Perhaps a deeper critique can be made of Santos’s idea about the plurinational state being ‘radically’ different from the European model of the nation-state. Indeed, what we see emerging in Ecuador, and perhaps more clearly in Bolivia, is what he calls an ‘experimental state,’ in which old European traditions of governance and ways of seeing the world coexist with reinvigorated traditions and worldviews from Latin America. Some may agree with Santos and argue that the states laid out in the constitutions of these countries represent radical breaks from the European idea, but others can argue that these states are just augmented versions of the same centralizing and coercive model. A state that ‘grants’ rights to Pachamama, for example, might seem a liberating institution for some, but for others it might seem as an all-encompassing machine in which every single aspect of life is regulated by a gigantic apparatus. This is already evident in a conversation with Bolivia’s former vice minister of strategic planning, who Santos quotes, in which the former official explains that in order to organize all the different economies recognized by the state they are going to need a ‘superministry of economy’ (p. 96).

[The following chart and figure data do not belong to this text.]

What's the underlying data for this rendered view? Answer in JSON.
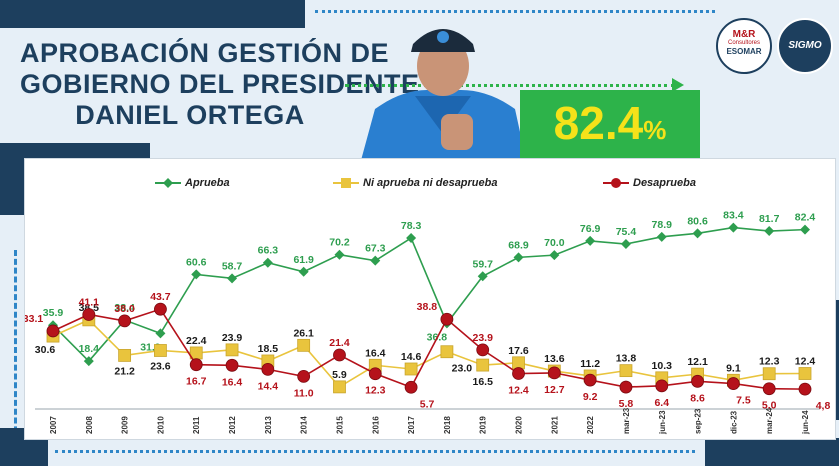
{
  "header": {
    "title_lines": [
      "APROBACIÓN GESTIÓN DE",
      "GOBIERNO DEL PRESIDENTE",
      "DANIEL ORTEGA"
    ],
    "headline_value": "82.4",
    "headline_unit": "%",
    "logo_mr_line1": "M&R",
    "logo_mr_line2": "Consultores",
    "logo_mr_line3": "ESOMAR",
    "logo_sigmo": "SIGMO"
  },
  "colors": {
    "navy": "#1d3f5e",
    "green": "#2db34a",
    "yellow_label": "#f5e21a",
    "aprueba": "#2e9e4f",
    "neutral": "#e9c43d",
    "desaprueba": "#b5121b"
  },
  "chart_data": {
    "type": "line",
    "categories": [
      "2007",
      "2008",
      "2009",
      "2010",
      "2011",
      "2012",
      "2013",
      "2014",
      "2015",
      "2016",
      "2017",
      "2018",
      "2019",
      "2020",
      "2021",
      "2022",
      "mar-23",
      "jun-23",
      "sep-23",
      "dic-23",
      "mar-24",
      "jun-24"
    ],
    "series": [
      {
        "name": "Aprueba",
        "marker": "diamond",
        "values": [
          35.9,
          18.4,
          38.4,
          31.9,
          60.6,
          58.7,
          66.3,
          61.9,
          70.2,
          67.3,
          78.3,
          36.8,
          59.7,
          68.9,
          70.0,
          76.9,
          75.4,
          78.9,
          80.6,
          83.4,
          81.7,
          82.4
        ]
      },
      {
        "name": "Ni aprueba ni desaprueba",
        "marker": "square",
        "values": [
          30.6,
          38.5,
          21.2,
          23.6,
          22.4,
          23.9,
          18.5,
          26.1,
          5.9,
          16.4,
          14.6,
          23.0,
          16.5,
          17.6,
          13.6,
          11.2,
          13.8,
          10.3,
          12.1,
          9.1,
          12.3,
          12.4
        ]
      },
      {
        "name": "Desaprueba",
        "marker": "circle",
        "values": [
          33.1,
          41.1,
          38.0,
          43.7,
          16.7,
          16.4,
          14.4,
          11.0,
          21.4,
          12.3,
          5.7,
          38.8,
          23.9,
          12.4,
          12.7,
          9.2,
          5.8,
          6.4,
          8.6,
          7.5,
          5.0,
          4.8
        ]
      }
    ],
    "labels": {
      "Aprueba": [
        "35.9",
        "18.4",
        "38.4",
        "31.9",
        "60.6",
        "58.7",
        "66.3",
        "61.9",
        "70.2",
        "67.3",
        "78.3",
        "36.8",
        "59.7",
        "68.9",
        "70.0",
        "76.9",
        "75.4",
        "78.9",
        "80.6",
        "83.4",
        "81.7",
        "82.4"
      ],
      "Ni aprueba ni desaprueba": [
        "30.6",
        "38.5",
        "21.2",
        "23.6",
        "22.4",
        "23.9",
        "18.5",
        "26.1",
        "5.9",
        "16.4",
        "14.6",
        "23.0",
        "16.5",
        "17.6",
        "13.6",
        "11.2",
        "13.8",
        "10.3",
        "12.1",
        "9.1",
        "12.3",
        "12.4"
      ],
      "Desaprueba": [
        "33.1",
        "41.1",
        "38.0",
        "43.7",
        "16.7",
        "16.4",
        "14.4",
        "11.0",
        "21.4",
        "12.3",
        "5.7",
        "38.8",
        "23.9",
        "12.4",
        "12.7",
        "9.2",
        "5.8",
        "6.4",
        "8.6",
        "7.5",
        "5.0",
        "4,8"
      ]
    },
    "ylim": [
      0,
      90
    ],
    "grid": false,
    "legend_placement": "top"
  }
}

This is less evident in overarching institutions that are intrinsically heterogeneous in terms of representatives and the ways in which they are elected, such as the Plurinational Constitutional Tribunal in Bolivia that Santos analyzes. This is also less evident in Santos’s suggestion of institutionalizing the ‘civilizing debate’ through the public education system, so that new generations that embrace the multiplicity of worldviews and uncertainty that the plurinational state represents can emerge. The risk lies in the institutions narrowing the dynamic range of possibilities that these heterogeneous states offer. The challenge is to find a way to avoid this.
Perhaps a truly radical break from the European idea would have been a move towards a form of political organization different from the state, and not just a move away from a specific model. This could have opened up the political horizon not only to the possibility of a postcolonial and anticapitalist future, but also to the possibility of a future beyond the state, which would have certainly brought the ‘experimental’ aspect that Santos notes to a different level.